The heavy rains caused a mudslide that killed three people in a village in the Sierra Madre mountains of Puebla state, a state government spokesman said.
Torrential rain also fell on the already waterlogged coffee-growing state of Veracruz but there were no early reports of damage to the crop.
Lorenzo made landfall overnight close to Nautla as a Category 1 hurricane, the lowest rank on the five-step Saffir-Simpson scale, and quickly lost power, becoming a tropical depression with winds of 25 mph (35 kph). Around 100,000 on the coast were evacuated.
The storm was not seen affecting Mexico's oil production, which is centred to the southeast of the landfall area.
The storm knocked down three power transmission lines leaving 85,000 homes along the coast without electricity, the Federal Electricity Commission said.
Lorenzo was the third hurricane to hit Mexico in the last few weeks after Dean and Henriette pounded its Caribbean and Pacific coasts.
Much of Veracruz state, especially north of Tuxpan, is flooded after weeks of relentless rain. Tuxpan is primarily a grain port but also home to a large Navy fleet.
Oil ports in the Mexican part of the Gulf of Mexico were all open to shipping, although some reported large sea swells.
Another tropical storm, Karen churned through the Atlantic some 780 miles_(1,250 km) east of the Windward Islands. A tropical depression also formed in the far eastern Atlantic and was about 245 miles (390 km) southwest of the Cape Verde islands.
With Lorenzo, the 2007 Atlantic storm season has generated four hurricanes, including Humberto, which startled coastal residents of Texas and Louisiana this month by unexpectedly strengthening into a hurricane before landfall.

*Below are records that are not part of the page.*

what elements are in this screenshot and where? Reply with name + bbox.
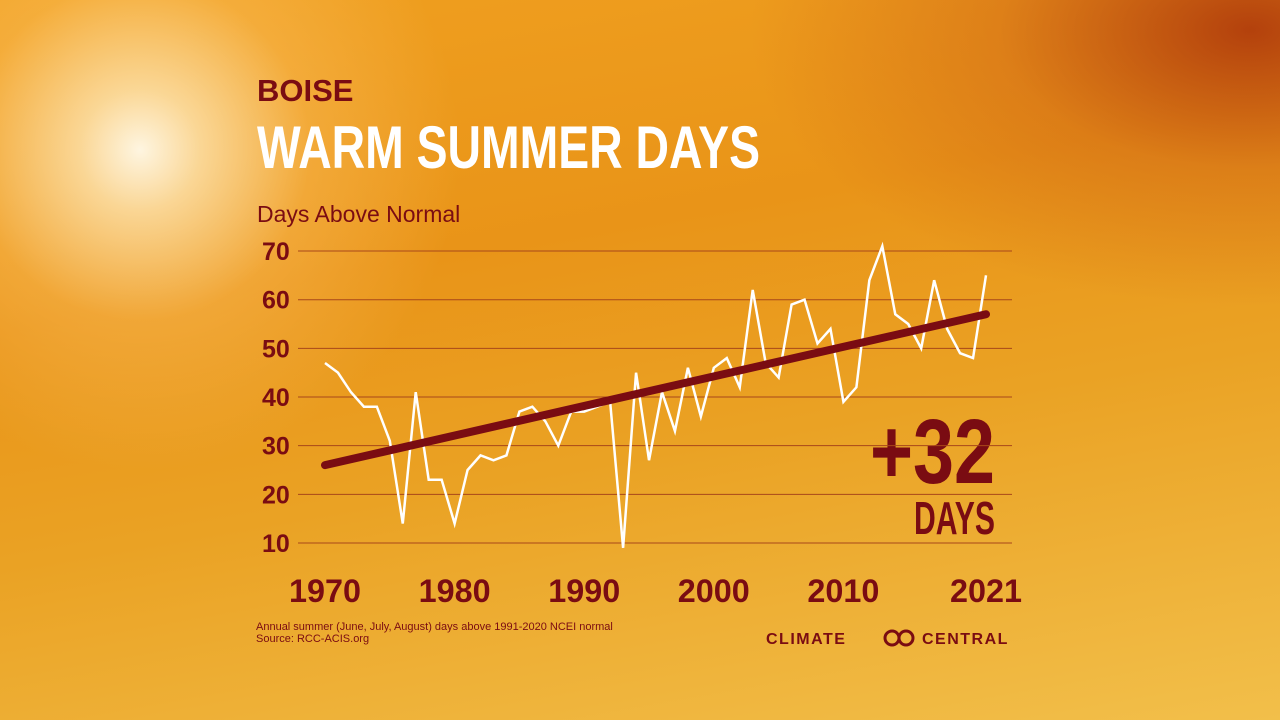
x-tick-label: 1970 <box>289 573 361 609</box>
annotation: +32 <box>870 401 995 503</box>
annotation-unit: DAYS <box>914 492 995 544</box>
logo-icon <box>897 629 915 647</box>
y-tick-label: 50 <box>262 335 290 363</box>
x-tick-label: 2000 <box>678 573 750 609</box>
y-tick-label: 20 <box>262 481 290 509</box>
data-line <box>324 241 988 548</box>
trend-line <box>321 310 990 470</box>
footnote: Annual summer (June, July, August) days … <box>256 621 613 633</box>
chart-title: WARM SUMMER DAYS <box>257 114 760 181</box>
y-axis-title: Days Above Normal <box>257 201 460 227</box>
x-tick-label: 2021 <box>950 573 1022 609</box>
y-tick-label: 30 <box>262 433 290 461</box>
x-tick-label: 1990 <box>548 573 620 609</box>
y-tick-label: 70 <box>262 238 290 266</box>
y-tick-label: 10 <box>262 530 290 558</box>
supertitle: BOISE <box>257 73 353 108</box>
logo-icon <box>883 629 901 647</box>
source: Source: RCC-ACIS.org <box>256 633 369 645</box>
y-tick-label: 60 <box>262 287 290 315</box>
x-tick-label: 2010 <box>807 573 879 609</box>
logo-text: CLIMATE <box>766 631 846 648</box>
x-tick-label: 1980 <box>419 573 491 609</box>
logo-text: CENTRAL <box>922 631 1009 648</box>
y-tick-label: 40 <box>262 384 290 412</box>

A giant Category 5 hurricane, Dean, swiped Jamaica and then plowed into Mexico's Yucatan Peninsula in August, killing at least 27 people. Another one, Felix, tore into Central America, killing at least 130 people in Nicaragua.
"The storm was not seen affecting Mexico's oil production" and
"Oil ports in the Mexican part of the Gulf of Mexico were all open to shipping".
Thank God!
No need to worry about the death and damage that the Hurricanes bring as long as oil facilities are not affected. That is what counts.